(757c) Effect of Geometric Roughness On the Wetting Behavior of Water
AIChE Annual Meeting
2011
2011 Annual Meeting
Engineering Sciences and Fundamentals
Solid-Liquid Interfaces
Thursday, October 20, 2011 - 4:00pm to 4:20pm
Knowledge of the contact angle made by a fluid on a solid surface is crucial in designing various engineering devices. It is well known that a combination of geometrical roughness and surface chemistry can impart an entire spectrum of wetting behavior. We have used molecular simulation to investigate the manner in which these factors influence wetting behavior. More specifically, we have constructed wetting diagrams for several model systems with regular nanoscale features. Such diagrams provide the cosine of the contact angle a fluid adopts on a geometrically rough surface cos(θr) in terms of the cosine of the contact angle the same fluid adopts on a chemically-identical flat surface cos(θf).

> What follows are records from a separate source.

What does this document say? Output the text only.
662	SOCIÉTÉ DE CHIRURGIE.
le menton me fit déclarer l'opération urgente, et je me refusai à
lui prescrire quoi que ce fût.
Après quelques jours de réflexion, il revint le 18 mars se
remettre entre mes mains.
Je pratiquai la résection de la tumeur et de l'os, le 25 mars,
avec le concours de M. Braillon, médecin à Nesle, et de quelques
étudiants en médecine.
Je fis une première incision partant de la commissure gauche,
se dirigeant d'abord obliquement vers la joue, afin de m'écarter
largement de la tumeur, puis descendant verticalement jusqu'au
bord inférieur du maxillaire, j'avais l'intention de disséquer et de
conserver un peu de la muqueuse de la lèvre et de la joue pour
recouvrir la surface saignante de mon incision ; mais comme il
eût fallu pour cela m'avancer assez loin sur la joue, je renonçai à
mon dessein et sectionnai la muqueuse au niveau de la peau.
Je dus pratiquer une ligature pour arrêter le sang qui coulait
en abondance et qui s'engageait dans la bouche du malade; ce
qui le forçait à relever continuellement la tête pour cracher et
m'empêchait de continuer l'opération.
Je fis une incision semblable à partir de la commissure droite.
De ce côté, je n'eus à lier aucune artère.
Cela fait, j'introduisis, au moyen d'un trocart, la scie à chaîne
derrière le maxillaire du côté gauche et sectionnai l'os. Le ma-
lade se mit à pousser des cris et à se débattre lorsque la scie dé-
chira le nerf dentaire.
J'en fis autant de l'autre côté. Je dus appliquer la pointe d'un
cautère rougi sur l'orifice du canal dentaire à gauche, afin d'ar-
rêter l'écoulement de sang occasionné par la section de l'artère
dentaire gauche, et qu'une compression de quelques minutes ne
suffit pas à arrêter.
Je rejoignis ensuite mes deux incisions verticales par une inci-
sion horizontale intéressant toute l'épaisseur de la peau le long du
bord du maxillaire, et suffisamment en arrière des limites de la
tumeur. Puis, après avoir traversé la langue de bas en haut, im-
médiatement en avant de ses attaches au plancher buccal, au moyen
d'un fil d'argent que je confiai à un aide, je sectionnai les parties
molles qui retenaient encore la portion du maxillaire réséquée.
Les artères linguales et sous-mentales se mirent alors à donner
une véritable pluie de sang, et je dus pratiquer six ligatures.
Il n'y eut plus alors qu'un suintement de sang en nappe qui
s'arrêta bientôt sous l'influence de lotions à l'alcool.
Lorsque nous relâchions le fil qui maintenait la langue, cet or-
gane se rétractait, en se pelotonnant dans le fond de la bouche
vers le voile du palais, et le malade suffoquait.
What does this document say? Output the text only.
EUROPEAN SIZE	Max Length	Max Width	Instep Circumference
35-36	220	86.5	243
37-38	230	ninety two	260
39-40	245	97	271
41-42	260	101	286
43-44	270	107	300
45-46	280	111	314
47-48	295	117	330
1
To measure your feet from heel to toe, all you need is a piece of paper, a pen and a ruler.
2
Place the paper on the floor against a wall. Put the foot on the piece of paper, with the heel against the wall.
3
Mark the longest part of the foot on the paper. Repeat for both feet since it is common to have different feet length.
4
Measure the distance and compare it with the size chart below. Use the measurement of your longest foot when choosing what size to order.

We work with two model fluids: Lennard-Jonesium and SPCE water, which interact with atomistically-detailed surfaces with features characterized by amplitudes and periodicities of 1-25 nm. It is observed that the macroscopically-based Cassie and Wenzel models become unreliable as the length scale of substrate features drops below 10 fluid diameters. Interestingly, our results also indicate similar qualitative behavior for Lennard-Jonesium and water.